Veteran TV journalist Rod Vaughan says drone may have hit his plane before crash - NZ Herald
Rod Vaughan's second time having blood drawn due to aviation related activities.
The first being punched by NZ property magnate Bob Jones, when Vaughan landed a Squirrel near a trout stream and ruined Jones' fishing trip!

Bend alot 29th Mar 2018 01:47

A small low flying drone that managed to miss both of their heads as it passed through the cabin and out the back window. The drone, then continued on its merry way back to the owner.

ElZilcho 29th Mar 2018 02:03

As much as I despise the way drones are operated and unregulated, I highly doubt this was caused by a drone.

First_Principal 29th Mar 2018 03:52

Jones was somewhat of a pugilist at the time of Vaughan's earlier stoush, I'd have thought he'd have been aware of that back then....

... as for this time round, it seems a fair leap to what he's saying, if there's no evidence. Equally it could have been a flying pig he ran into :ouch:

I should think a drone, if that was the reason, would have left some alien plastic around, or some identifiable witness marks? The pig would have just enjoyed the scratch and carried on its way...

FP.

Acrosport II 29th Mar 2018 05:12

Perhaps this reporter is trying to find a story where there isn't one.

Not the first time a windscreen of a A22 Foxbat has blown in for no apparent reason, (apart from tiny fractures around the windscreen bolt holes).

The Foxbat, like many LSA have very thin windscreens.

Normal weight saving measures to fit in the arbitrary, 600kg LSA rules.

NZFlyingKiwi 29th Mar 2018 08:06

A drone would (probably) have been seen, even momentarily, had it indeed hit the windscreen, and surely would have left at least some obvious trace within the cockpit... I'm inclined to agree with Acrosport II above, I suspect the windscreen failed on its own so to speak.
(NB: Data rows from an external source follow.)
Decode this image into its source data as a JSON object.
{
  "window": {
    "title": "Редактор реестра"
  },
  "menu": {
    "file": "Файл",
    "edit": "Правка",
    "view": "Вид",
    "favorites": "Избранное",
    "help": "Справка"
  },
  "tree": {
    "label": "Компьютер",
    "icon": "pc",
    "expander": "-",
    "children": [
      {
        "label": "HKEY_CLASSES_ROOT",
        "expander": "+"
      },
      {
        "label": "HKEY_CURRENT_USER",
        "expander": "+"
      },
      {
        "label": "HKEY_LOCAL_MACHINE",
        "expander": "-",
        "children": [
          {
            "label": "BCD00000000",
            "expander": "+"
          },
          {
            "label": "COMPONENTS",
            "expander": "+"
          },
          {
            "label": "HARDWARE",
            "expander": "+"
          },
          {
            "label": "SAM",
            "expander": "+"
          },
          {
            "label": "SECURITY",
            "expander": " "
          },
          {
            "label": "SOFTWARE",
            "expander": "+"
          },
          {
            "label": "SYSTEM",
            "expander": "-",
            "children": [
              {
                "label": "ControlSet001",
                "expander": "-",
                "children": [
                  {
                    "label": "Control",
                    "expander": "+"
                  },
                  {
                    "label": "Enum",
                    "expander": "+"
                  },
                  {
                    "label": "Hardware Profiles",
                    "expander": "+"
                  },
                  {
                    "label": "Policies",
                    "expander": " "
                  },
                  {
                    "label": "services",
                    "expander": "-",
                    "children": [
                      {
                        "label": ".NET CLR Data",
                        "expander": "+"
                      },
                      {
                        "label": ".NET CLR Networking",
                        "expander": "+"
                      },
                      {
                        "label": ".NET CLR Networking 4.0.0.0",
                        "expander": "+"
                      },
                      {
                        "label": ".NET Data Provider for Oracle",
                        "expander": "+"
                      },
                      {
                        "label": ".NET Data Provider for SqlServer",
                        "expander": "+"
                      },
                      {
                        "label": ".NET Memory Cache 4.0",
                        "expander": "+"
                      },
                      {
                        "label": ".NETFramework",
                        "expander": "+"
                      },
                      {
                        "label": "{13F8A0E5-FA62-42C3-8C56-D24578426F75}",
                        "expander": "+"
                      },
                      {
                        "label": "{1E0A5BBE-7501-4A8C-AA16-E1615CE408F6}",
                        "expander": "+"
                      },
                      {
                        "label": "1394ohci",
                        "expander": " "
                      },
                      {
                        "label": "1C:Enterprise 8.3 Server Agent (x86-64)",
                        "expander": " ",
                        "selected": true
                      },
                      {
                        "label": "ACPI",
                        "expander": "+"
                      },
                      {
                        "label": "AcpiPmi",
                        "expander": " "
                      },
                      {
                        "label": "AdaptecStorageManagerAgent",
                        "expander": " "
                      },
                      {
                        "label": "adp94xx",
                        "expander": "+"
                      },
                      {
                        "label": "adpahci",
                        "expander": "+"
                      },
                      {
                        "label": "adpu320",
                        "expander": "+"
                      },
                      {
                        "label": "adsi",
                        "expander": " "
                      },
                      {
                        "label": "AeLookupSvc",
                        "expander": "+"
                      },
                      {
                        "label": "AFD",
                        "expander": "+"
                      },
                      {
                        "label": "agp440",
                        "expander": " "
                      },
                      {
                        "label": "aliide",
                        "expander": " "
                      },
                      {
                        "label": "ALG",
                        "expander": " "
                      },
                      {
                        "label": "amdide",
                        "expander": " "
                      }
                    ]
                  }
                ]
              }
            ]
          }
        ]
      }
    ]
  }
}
Bend alot 29th Mar 2018 08:25

"Something has hit it and that something is pretty heavy, the windscreen is 4-5mm thick and it has imploded," McChesney said


I think that is a big stretch.


"He said there were often drones in the area the plane was, as the large open pit mine was a popular spot to photograph. "I would says there's a drone up there every day at some time.""


Probably operating legally then - but why were you in the area you knew they were?


Although he did not see what caused the windscreen to shatter, he suspected it might have been a drone after discounting the possibility it could have been caused by a bird strike - there were no feathers or blood - or a shot from a high-velocity rifle.

Only because Bob Jones was found unarmed on the South Island.


If drones need more regulation fine but if this is the evidence for extra regulation, it is pretty poor infact more regulation seems required for the pilot IMOP.